For decades, workers have had the option to have their checks directly deposited into their bank accounts, yet millions continue to have paper checks sent to them instead. However, the officials at the U.S. Treasury, who manage the COVID-19 stimulus benefits, have made it clear that people will get their money much faster if they have it electronically placed into their bank accounts. Quite possibly, they will come to appreciate the speed and efficiency of this process and will forever leave behind any reservations about continuing this practice in the future.
Paying electronically and with plastic enables better record keeping.
If the pandemic has taught us anything, it is that everything is subject to change, including the amount of cash available to us. When every penny counts, paying with a credit card enables consumers to keep track of spending in an organized way. With very little effort, people who once frittered away cash without paying attention to where it went, can now take a thorough look at their spending and cut down when necessary.

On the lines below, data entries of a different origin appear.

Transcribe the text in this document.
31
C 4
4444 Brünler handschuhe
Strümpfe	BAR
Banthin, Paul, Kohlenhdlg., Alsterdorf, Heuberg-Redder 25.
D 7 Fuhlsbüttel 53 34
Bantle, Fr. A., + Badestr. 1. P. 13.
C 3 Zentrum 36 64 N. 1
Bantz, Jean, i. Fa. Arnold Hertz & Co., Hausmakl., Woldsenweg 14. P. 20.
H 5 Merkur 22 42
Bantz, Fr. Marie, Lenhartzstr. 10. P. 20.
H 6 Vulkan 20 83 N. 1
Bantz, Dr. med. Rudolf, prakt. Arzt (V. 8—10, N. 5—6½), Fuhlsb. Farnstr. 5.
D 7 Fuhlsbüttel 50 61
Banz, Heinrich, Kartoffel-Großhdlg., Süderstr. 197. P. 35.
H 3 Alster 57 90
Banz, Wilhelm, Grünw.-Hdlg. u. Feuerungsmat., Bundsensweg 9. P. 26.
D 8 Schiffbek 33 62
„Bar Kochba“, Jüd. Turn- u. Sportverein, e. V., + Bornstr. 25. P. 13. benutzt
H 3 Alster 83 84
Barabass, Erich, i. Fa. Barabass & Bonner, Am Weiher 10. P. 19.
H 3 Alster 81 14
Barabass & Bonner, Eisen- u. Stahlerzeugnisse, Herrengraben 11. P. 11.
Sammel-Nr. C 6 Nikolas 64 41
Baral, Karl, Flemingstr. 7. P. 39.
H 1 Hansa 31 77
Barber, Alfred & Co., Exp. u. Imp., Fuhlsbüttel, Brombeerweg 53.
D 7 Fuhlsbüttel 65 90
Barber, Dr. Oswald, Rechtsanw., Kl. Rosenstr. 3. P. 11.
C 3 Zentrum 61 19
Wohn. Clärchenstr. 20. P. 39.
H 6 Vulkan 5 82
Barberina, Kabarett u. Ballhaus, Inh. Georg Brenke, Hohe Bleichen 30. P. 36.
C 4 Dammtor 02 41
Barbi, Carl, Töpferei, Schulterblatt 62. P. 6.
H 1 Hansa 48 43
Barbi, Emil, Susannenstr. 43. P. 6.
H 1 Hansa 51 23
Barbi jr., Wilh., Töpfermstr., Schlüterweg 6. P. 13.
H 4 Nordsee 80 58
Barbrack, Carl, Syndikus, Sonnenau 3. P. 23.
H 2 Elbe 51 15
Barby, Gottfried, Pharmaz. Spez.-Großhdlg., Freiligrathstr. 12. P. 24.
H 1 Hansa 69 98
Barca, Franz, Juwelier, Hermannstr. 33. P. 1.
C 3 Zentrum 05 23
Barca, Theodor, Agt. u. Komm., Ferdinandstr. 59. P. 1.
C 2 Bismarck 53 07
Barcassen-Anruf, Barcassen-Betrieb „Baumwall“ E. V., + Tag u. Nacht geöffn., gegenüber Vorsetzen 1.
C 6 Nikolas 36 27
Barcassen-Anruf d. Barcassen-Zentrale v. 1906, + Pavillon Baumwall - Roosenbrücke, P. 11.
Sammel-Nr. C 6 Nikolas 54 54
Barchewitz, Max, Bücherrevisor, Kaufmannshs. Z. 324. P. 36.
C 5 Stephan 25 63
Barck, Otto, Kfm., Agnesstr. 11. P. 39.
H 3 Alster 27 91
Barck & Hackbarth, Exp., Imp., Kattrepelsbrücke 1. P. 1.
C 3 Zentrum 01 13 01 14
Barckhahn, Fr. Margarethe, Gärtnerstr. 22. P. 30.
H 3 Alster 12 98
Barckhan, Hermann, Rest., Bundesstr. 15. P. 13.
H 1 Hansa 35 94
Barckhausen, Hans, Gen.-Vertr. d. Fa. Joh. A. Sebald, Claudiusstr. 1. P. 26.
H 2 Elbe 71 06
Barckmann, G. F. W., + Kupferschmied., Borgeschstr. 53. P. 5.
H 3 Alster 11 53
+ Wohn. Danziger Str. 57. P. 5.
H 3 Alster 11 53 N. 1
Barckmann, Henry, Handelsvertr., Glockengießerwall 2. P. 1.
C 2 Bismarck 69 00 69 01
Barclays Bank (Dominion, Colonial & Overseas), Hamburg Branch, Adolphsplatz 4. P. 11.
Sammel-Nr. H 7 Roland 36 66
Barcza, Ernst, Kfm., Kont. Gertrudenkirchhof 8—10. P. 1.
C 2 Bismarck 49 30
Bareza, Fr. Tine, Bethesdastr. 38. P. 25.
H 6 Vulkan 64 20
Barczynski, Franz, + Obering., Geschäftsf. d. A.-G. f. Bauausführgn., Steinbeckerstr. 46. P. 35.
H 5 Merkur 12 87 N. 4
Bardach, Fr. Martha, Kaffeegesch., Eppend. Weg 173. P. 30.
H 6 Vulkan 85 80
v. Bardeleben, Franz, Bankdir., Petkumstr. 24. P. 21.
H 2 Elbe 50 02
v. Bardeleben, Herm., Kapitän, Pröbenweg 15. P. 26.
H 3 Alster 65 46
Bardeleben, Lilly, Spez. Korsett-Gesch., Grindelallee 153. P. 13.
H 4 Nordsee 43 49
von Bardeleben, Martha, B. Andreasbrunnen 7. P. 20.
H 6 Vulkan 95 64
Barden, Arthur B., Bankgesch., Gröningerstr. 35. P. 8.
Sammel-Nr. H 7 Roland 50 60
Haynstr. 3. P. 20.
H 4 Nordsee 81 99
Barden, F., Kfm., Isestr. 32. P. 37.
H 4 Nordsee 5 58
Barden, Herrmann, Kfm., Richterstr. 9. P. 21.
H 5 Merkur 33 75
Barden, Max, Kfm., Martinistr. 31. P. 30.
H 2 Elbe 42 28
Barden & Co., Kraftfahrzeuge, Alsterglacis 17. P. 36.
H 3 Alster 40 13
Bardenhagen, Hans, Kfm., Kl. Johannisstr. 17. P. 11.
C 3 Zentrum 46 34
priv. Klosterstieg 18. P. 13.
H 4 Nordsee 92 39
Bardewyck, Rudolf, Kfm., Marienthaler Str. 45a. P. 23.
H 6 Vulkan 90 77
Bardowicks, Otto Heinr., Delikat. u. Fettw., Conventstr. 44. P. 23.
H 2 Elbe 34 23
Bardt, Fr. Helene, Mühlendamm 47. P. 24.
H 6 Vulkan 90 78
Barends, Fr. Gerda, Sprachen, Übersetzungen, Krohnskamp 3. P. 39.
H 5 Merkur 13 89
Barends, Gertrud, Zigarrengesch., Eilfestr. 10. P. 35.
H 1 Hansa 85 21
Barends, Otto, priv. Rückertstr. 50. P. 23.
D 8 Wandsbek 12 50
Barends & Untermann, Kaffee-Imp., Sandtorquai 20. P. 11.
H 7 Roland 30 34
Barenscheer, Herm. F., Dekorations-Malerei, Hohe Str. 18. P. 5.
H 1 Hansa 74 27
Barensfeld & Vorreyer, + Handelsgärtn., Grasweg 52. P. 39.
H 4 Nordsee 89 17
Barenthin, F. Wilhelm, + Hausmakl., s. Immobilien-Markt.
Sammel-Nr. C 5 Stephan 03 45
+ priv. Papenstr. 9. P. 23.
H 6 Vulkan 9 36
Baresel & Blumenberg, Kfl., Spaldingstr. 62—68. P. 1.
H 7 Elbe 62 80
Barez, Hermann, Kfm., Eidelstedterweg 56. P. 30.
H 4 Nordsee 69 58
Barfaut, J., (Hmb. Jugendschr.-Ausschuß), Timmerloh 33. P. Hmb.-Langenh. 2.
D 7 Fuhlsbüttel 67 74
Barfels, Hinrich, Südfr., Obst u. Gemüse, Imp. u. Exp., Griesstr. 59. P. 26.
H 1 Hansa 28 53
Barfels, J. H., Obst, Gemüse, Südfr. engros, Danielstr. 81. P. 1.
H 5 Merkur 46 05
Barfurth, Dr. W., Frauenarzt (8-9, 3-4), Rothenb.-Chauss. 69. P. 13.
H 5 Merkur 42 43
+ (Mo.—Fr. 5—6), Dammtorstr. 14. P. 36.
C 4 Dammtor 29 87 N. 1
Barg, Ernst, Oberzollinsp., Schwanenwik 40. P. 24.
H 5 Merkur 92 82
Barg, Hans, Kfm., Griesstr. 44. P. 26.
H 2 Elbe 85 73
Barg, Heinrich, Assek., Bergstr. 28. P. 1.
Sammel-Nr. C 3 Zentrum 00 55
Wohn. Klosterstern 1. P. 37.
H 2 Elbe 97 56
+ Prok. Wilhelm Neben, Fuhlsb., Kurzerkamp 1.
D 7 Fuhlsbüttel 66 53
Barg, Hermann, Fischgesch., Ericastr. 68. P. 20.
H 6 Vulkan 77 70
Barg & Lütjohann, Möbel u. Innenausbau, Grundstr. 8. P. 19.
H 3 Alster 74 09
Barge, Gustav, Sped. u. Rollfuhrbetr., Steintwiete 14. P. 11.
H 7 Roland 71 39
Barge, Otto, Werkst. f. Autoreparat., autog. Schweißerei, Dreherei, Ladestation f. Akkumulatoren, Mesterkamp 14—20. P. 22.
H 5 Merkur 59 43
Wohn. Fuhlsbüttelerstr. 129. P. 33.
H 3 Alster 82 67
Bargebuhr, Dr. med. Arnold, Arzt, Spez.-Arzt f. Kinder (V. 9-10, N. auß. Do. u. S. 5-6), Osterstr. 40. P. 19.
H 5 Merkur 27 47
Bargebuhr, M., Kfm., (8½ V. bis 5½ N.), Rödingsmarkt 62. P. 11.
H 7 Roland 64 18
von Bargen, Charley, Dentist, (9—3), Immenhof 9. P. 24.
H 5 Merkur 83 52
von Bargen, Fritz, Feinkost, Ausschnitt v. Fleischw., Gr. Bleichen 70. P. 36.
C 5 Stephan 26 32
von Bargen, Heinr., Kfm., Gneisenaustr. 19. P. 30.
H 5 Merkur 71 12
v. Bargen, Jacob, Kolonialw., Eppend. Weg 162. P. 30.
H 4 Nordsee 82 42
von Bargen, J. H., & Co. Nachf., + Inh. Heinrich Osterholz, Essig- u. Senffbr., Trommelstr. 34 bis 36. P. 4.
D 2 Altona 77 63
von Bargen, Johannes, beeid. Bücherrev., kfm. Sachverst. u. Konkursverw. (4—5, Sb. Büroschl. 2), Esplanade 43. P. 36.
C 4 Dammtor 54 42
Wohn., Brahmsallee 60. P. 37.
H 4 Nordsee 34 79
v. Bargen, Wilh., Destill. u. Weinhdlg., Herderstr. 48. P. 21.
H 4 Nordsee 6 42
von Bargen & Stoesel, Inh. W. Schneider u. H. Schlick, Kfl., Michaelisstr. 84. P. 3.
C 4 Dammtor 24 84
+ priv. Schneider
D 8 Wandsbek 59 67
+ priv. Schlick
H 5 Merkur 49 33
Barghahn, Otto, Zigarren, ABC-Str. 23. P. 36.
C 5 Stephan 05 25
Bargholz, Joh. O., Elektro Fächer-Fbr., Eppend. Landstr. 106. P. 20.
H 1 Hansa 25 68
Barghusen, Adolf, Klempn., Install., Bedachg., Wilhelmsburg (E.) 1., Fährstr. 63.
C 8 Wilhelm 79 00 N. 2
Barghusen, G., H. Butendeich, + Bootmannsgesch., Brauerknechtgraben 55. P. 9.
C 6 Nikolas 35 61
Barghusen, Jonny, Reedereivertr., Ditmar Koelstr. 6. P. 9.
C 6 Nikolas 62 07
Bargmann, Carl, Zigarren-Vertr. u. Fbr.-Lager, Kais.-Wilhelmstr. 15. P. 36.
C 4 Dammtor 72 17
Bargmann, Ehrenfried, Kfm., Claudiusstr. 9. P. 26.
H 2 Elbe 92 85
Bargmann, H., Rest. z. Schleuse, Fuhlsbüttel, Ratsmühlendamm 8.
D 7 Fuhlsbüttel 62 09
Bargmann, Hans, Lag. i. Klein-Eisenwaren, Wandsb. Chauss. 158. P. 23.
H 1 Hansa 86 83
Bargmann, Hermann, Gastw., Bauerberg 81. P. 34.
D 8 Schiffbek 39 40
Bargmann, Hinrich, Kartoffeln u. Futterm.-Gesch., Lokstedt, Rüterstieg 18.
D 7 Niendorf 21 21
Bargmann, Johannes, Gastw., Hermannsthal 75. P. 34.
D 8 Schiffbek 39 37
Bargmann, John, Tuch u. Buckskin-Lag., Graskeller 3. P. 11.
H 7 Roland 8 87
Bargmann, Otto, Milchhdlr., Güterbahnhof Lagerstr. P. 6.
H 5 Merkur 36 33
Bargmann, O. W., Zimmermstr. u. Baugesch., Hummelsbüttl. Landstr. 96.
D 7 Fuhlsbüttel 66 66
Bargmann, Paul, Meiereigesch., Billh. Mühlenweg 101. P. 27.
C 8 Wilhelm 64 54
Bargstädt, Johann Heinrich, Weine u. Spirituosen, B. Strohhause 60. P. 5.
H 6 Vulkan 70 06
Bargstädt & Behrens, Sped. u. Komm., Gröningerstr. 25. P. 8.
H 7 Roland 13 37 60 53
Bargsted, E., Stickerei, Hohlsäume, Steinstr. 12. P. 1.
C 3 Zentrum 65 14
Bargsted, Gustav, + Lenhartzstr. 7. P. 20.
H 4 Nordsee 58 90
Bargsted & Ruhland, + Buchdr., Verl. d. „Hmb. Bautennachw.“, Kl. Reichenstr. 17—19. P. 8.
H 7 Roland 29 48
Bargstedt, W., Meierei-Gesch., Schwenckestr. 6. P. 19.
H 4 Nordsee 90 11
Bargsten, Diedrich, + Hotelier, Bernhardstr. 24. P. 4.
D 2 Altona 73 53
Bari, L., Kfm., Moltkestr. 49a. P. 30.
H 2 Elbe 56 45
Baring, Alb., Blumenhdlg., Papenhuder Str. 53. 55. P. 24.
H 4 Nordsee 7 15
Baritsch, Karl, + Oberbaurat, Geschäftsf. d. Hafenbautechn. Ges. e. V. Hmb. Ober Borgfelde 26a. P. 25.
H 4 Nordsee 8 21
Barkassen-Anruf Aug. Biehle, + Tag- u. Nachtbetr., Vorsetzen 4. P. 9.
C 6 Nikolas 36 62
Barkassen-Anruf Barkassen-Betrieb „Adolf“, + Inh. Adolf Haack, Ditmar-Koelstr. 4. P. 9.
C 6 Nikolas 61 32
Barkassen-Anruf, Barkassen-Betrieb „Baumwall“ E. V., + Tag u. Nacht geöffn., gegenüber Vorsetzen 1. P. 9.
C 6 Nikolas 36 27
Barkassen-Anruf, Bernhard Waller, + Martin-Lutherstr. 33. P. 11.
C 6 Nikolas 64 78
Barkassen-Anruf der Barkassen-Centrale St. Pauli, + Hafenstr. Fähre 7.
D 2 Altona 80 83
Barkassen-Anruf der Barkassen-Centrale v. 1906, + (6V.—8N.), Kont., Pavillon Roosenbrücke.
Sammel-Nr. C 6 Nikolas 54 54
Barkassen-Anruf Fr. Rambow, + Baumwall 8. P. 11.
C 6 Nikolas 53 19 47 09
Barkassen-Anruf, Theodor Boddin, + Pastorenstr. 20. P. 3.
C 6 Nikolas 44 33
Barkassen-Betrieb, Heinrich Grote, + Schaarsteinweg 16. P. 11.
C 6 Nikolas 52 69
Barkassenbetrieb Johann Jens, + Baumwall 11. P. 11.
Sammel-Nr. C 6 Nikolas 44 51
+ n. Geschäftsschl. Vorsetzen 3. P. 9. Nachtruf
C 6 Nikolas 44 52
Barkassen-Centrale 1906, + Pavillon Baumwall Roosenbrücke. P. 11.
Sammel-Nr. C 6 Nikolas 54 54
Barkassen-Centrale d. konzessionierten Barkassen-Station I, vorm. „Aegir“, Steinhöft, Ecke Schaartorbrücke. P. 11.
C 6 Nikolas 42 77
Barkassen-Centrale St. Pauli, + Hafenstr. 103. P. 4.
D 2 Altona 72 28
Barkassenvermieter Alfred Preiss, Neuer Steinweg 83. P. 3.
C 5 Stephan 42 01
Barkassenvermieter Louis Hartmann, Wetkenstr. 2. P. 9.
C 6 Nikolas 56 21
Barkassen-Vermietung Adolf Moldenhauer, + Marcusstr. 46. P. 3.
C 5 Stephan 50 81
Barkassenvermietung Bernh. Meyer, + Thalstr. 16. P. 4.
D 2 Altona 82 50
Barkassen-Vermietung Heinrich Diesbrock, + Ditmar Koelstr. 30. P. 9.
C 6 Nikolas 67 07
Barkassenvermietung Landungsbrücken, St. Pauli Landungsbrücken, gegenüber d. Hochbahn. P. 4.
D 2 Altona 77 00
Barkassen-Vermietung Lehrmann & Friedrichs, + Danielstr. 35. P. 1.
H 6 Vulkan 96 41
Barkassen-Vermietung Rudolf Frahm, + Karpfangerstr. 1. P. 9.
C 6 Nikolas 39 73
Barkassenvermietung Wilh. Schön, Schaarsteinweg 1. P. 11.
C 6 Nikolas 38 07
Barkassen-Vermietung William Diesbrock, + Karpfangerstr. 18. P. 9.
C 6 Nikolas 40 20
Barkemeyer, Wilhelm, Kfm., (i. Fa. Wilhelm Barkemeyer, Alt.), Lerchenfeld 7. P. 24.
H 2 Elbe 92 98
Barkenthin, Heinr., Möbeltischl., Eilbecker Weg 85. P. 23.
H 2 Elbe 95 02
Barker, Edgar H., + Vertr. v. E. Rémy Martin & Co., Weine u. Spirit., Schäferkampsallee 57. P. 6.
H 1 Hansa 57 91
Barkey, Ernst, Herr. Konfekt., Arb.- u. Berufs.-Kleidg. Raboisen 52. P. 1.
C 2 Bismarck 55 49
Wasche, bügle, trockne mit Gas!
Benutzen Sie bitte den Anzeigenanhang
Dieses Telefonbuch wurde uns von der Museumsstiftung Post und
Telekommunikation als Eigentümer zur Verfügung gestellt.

Credit cards offer access to valuable rewards.
Now that stability at any cost and access to every dollar seem more important than ever, people are looking for every method possible to put money in their pockets. Although customer loyalty rewards traditionally yield only small discounts and the occasional free product, buyers may decide that obtaining them, which involves paying with a credit card, is worth purchasing with plastic.
Online transactions are cashless.
COVID-19 caused even the most tech-averse among us to embrace the internet. After all, it was much safer to make purchases online and retrieve them at the door than it was to risk your health by venturing out into the unknown. In order to make those purchases, cash was not an option.
Will the coronavirus erase cash entirely from the American consciousness? That seems highly unlikely, considering that it still has its uses. Furthermore, there is a sizable segment of society that is squeamish about putting their trust in big banks and other financial institutions. Whatever the end result might be, however, one thing seems clear: COVID-19 has ensured that our lives, including the way we spend money, will never be quite the same again.